On assiste alors à des scènes presque absurdes comme celle où Jeanne Balibar explique l’effet des gaz dans une position plus que parlante ! Ou encore lorsqu’en Mary Shelley, elle parle depuis un trou d’où seuls ses pieds dépassent ! Le pari de ce patchwork « philsophico-artistique » est d’autant plus réussi qu’il contribue mine de rien à la naissance de la créature qui va apparaître et prendre son essor dans la deuxième moitié du spectacle ; on plonge alors de façon vertigineuse dans l’écriture de Shelley et dans les interrogations plus intimes du monstre et de ceux qui l’entourent.

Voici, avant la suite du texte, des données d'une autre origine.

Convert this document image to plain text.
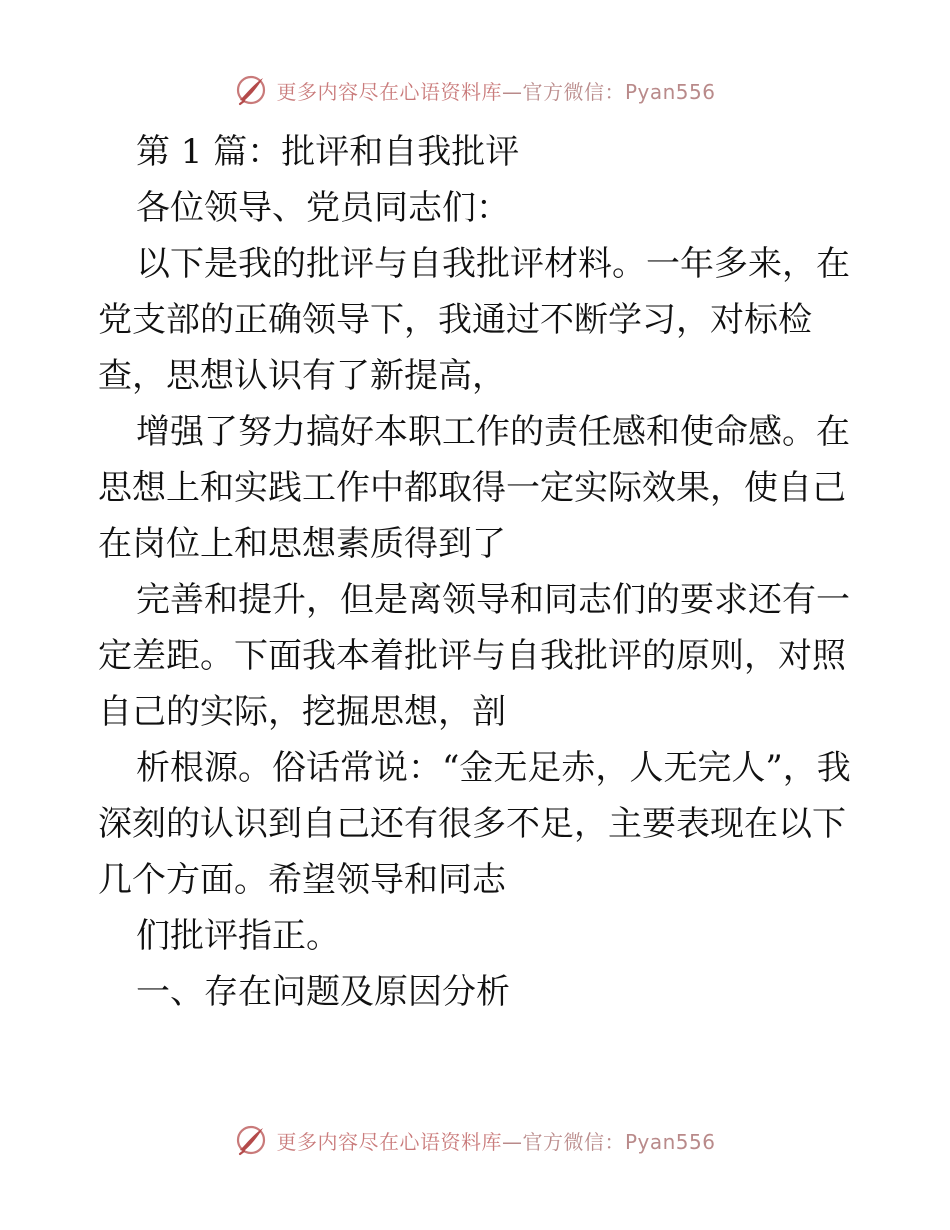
更多内容尽在心语资料库—官方微信：Pyan556

第 1 篇：批评和自我批评

各位领导、党员同志们：

以下是我的批评与自我批评材料。一年多来，在党支部的正确领导下，我通过不断学习，对标检查，思想认识有了新提高，

增强了努力搞好本职工作的责任感和使命感。在思想上和实践工作中都取得一定实际效果，使自己在岗位上和思想素质得到了

完善和提升，但是离领导和同志们的要求还有一定差距。下面我本着批评与自我批评的原则，对照自己的实际，挖掘思想，剖

析根源。俗话常说：“金无足赤，人无完人”，我深刻的认识到自己还有很多不足，主要表现在以下几个方面。希望领导和同志

们批评指正。

一、存在问题及原因分析

更多内容尽在心语资料库—官方微信：Pyan556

Et comme pour mieux mettre en exergue sa nudité, le plateau s’ouvre soudainement et tout devient visible ; comme s’il était temps que la créature se dévoile, raconte sa destinée et sa rencontre avec cette famille dans leur masure.

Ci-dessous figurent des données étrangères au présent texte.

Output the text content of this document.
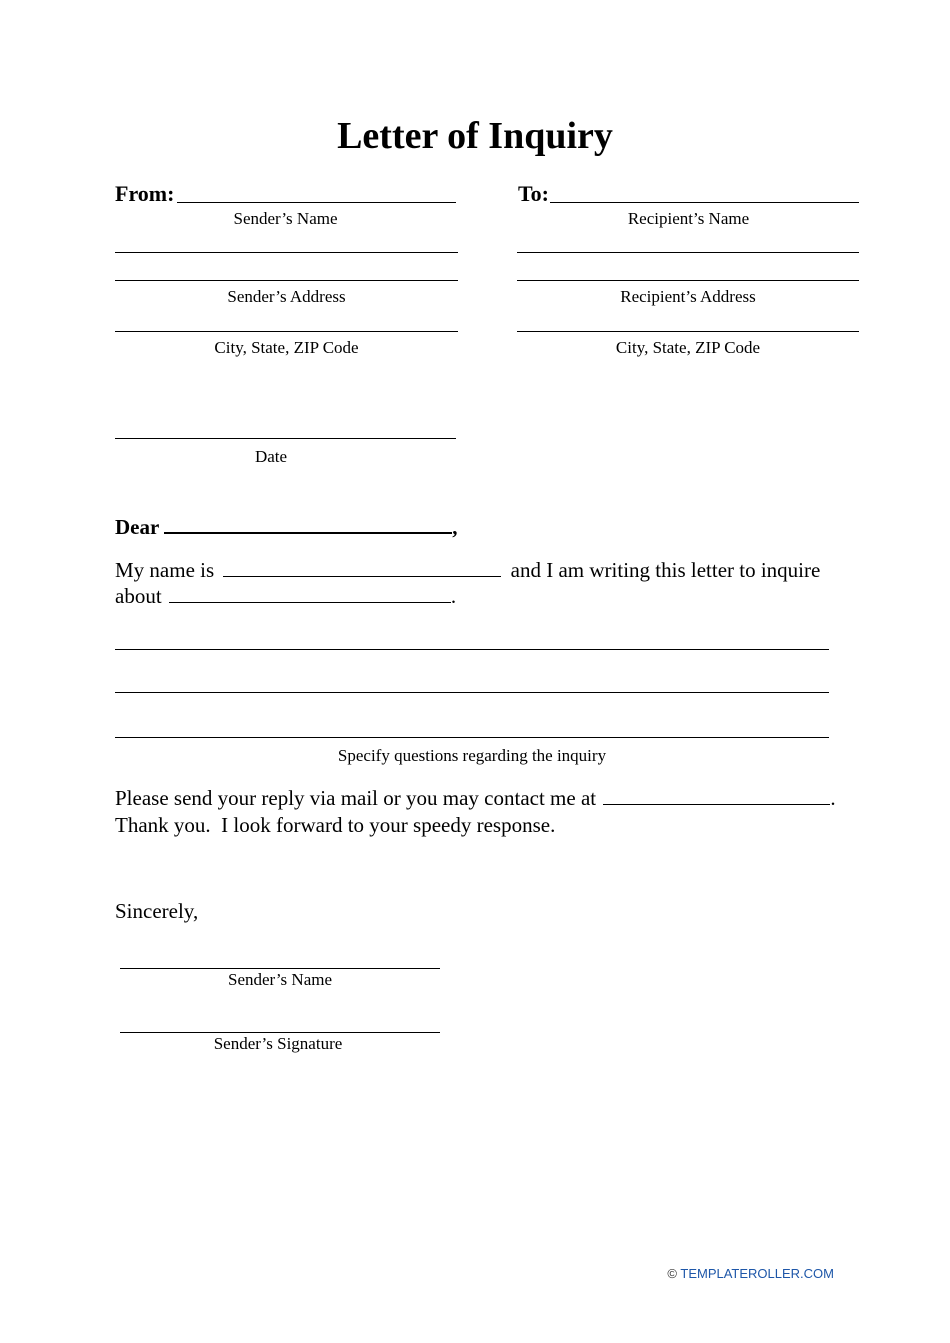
Letter of Inquiry
From:
Sender’s Name
To:
Recipient’s Name
Sender’s Address	Recipient’s Address
City, State, ZIP Code	City, State, ZIP Code
Date
Dear	,
My name is	and I am writing this letter to inquire
about	.
Specify questions regarding the inquiry
Please send your reply via mail or you may contact me at	.
Thank you.  I look forward to your speedy response.
Sincerely,
Sender’s Name
Sender’s Signature
© TEMPLATEROLLER.COM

Joël Maillard campe l’étrangeté du monstre avec grand brio et les premiers pas de cette fabrication vivante va alors servir de fil rouge pour nous mener jusqu’à son créateur de fiction, Victor Frankenstein (très juste Victor Lenoble), jusqu’au capitaine et revenir sur le bateau pour finir ce voyage assez hallucinatoire ! Jeanne Balibar passe de rôle en rôle avec une grande délicatesse et parfois même de la drôlerie n’hésitant pas à casser son image d’actrice de cinéma, récemment césarisée. La Fabrique des Monstres est un véritable rite initiatique aux profondeurs de l’âme celle de l’homme face à sa création, envoyé à sa propre monstruosité alors que le monstre, lui, tente d’être humain…
La Fabrique des Monstres
ou Démesure pour mesure
Conception : Jean-François Peyret
Avec : Jeanne Balibar, Jacques Bonnaffé, Victor Lenoble, Joël Maillard / Composition musicale : Daniele Ghisi, commande Ircam-Centre Pompidou / Réalisation en informatique musicale Ircam : Robin Meier / Scénographie : Nicky Rieti / Lumière : Bruno Goubert / Costumes : Maïlys Leung Cheng Soo et Nicky Rieti
Jusqu’au 13 juin 2018 / Dimanche à 16h30 / Mardi et mercredi à 20h30
MC93
Maison de la Culture de Seine-Saint-Denis
9 boulevard Lénine
93000 Bobigny
Métro : Bobigny – Pablo Picasso (ligne 5)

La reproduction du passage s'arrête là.